Comparing our positive results (5.6%) with those from other countries such as the United States34 (26.8%) and China21,35 (13.5%–17.6%) show that the prevalence of cervical HPV infection among females in Saudi Arabia is relatively low. In addition, the age distribution shows a marked difference. The current study shows a prevalence peak in women in the age group 60 years and older compared to a prevalence peak in the age group of 20 to 24 years in the United States.34

The current study shows a low detection rate (1 case, 1.9%) of HPV DNA positivity in women under the age of 30 years. Our findings concurs with the findings of Kjaer et al36 in their study to determine the absolute risk of cervical abnormalities in women with normal cytology and a positive high-risk Hybrid Capture 2 (HC2) test, which showed that the rate of development of a cervical lesion to be 17.7% in younger women compared to 24.5% in older women. In another study by Khan et al37 from the United States to explore the risk of cervical precancerous lesions in women with normal cytology and positive testing for HPV DNA type 16 and 18 showed that women 30 years of age and older had a higher risk of developing cervical lesions than younger women.

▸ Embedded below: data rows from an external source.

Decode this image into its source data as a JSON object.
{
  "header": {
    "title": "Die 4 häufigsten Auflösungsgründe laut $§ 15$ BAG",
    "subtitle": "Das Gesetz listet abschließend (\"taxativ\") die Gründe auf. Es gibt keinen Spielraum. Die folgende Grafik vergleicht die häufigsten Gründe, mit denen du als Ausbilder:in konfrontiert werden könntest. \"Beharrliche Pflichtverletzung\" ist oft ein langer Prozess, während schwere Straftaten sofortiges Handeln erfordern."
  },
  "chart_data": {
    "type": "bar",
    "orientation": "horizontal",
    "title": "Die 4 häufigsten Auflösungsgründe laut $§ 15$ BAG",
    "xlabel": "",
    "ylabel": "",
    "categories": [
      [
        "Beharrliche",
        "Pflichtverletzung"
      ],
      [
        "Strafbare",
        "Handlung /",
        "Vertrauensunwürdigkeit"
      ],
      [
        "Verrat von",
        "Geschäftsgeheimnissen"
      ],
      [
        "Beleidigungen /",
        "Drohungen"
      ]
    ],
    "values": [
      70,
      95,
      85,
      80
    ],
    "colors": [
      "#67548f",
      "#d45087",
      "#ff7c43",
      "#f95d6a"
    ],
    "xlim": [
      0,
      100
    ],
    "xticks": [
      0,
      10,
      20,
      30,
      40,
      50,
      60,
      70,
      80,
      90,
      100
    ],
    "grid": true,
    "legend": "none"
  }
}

Datta et al38 measured the Pap test results and high-risk HPV prevalence by Hybrid Capture 2 assay in 9657 women age 14 to 65 years receiving routine cervical screening and concluded that high-risk HPV was widespread among women receiving cervical screening in the United States. They suggested that many women 30 years of age or older with normal Pap tests would need follow-up if Hybrid Capture 2 testing is added to cytology screening.

In the present study HPV infection among females in a Saudi community was done on a larger number than that was done by Gazzaz31 and Muammar et al.30 The current study provides a unique opportunity to gather an idea about baseline data on cervical HPV prevalence among females in the western region of Saudi Arabia. The protocol and methodology applied in the current study was successful and could be used in a larger nationwide research.

The prevalence of HPV in this group of Saudi women in the western region of Saudi Arabia is similar to what is reported in some other Arab countries and lower than what is reported in developed countries and some parts of Asia. This information can be used in establishing a proposal for using HPV testing by hybrid capture as a primary screening for cervical cancer in Saudi Arabia. Multicenter population prevalence data for HPV on a larger scale in women in Saudi Arabia is required before the implementation of routine HPV vaccination in this country.